Personal information
- Full name: Stefano Krasimirov Kunchev
- Date of birth: 20 April 1991 (age 35)
- Place of birth: Troyan, Bulgaria
- Height: 1.92 m (6 ft 4 in)
- Position: Goalkeeper

Youth career
- Vekta Plovdiv

Senior career*
- Years: Team / Apps / (Gls)
- 2008–2009: Lokomotiv Plovdiv / 1 / (0)
- 2009: Lokomotiv Mezdra / 0 / (0)
- 2010–2013: Slavia Sofia / 55 / (0)
- 2012: → Lokomotiv Plovdiv (loan) / 8 / (0)
- 2014: Chernomorets Burgas / 3 / (0)
- 2014: Levski Sofia / 3 / (0)
- 2014–2015: Trikala / 21 / (0)
- 2016: Egersunds IK / 10 / (0)
- 2016–2017: Lokomotiv GO / 5 / (0)
- 2017–2018: Vihren Sandanski / 64 / (1)
- 2019: Dobrudzha Dobrich / 12 / (0)
- 2019: Atlantas / 4 / (0)
- 2020–2023: Sportist Svoge / 59 / (0)

International career
- 2010–2012: Bulgaria U21 / 15 / (0)

= Stefano Kunchev =

Bulgarian footballer

Stefano Kunchev (Стефано Кунчев; born 20 April 1991) is a Bulgarian footballer who plays as a goalkeeper.

==Career==
His first club was FC Vekta. Kunchev made his debut in professional football as a 17-year-old for Lokomotiv Plovdiv. He signed with Levski Sofia in 2014, but was released after making only a few appearances for the team following a goalkeeping mistake made in a match against Beroe. He subsequently relocated to Greece.

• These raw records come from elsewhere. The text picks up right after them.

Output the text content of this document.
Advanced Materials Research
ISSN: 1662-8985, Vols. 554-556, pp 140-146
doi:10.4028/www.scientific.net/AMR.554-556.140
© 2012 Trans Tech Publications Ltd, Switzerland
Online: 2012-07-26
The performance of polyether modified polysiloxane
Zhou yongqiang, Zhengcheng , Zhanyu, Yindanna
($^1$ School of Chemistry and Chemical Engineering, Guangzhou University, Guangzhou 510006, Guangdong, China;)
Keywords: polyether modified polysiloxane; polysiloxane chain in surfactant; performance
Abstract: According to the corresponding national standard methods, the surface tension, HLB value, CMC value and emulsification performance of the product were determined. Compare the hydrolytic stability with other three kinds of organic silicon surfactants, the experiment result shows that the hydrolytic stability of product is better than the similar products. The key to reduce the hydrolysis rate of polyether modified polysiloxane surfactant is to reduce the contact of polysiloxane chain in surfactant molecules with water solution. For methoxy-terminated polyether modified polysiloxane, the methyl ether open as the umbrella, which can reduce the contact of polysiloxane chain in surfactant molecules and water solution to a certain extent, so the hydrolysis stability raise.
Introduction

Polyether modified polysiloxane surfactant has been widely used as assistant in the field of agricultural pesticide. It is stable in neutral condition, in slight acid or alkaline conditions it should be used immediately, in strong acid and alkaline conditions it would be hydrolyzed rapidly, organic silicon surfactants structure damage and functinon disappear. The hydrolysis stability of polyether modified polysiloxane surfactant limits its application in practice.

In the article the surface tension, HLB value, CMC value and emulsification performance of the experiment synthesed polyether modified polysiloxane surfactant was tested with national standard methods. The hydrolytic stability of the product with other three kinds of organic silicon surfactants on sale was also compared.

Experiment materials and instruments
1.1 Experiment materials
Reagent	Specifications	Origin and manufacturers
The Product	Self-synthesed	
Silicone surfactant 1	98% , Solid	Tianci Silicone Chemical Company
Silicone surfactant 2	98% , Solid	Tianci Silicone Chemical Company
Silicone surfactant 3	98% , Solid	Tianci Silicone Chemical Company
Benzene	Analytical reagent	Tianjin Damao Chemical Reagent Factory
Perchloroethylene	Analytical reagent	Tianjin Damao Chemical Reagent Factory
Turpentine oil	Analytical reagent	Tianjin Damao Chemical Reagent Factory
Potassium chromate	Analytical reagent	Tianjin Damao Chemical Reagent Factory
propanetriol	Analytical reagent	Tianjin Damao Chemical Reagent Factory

Kunchev played for Lokomotiv Gorna Oryahovitsa one season but left the club in June 2017. On 11 August 2017, he joined Vihren Sandanski.

==International career==
In January, 2010, the Bulgarian national under-21 coach Mihail Madanski called Kunchev in the Bulgaria national under-21 football team for the friendly tournament Albena Cup.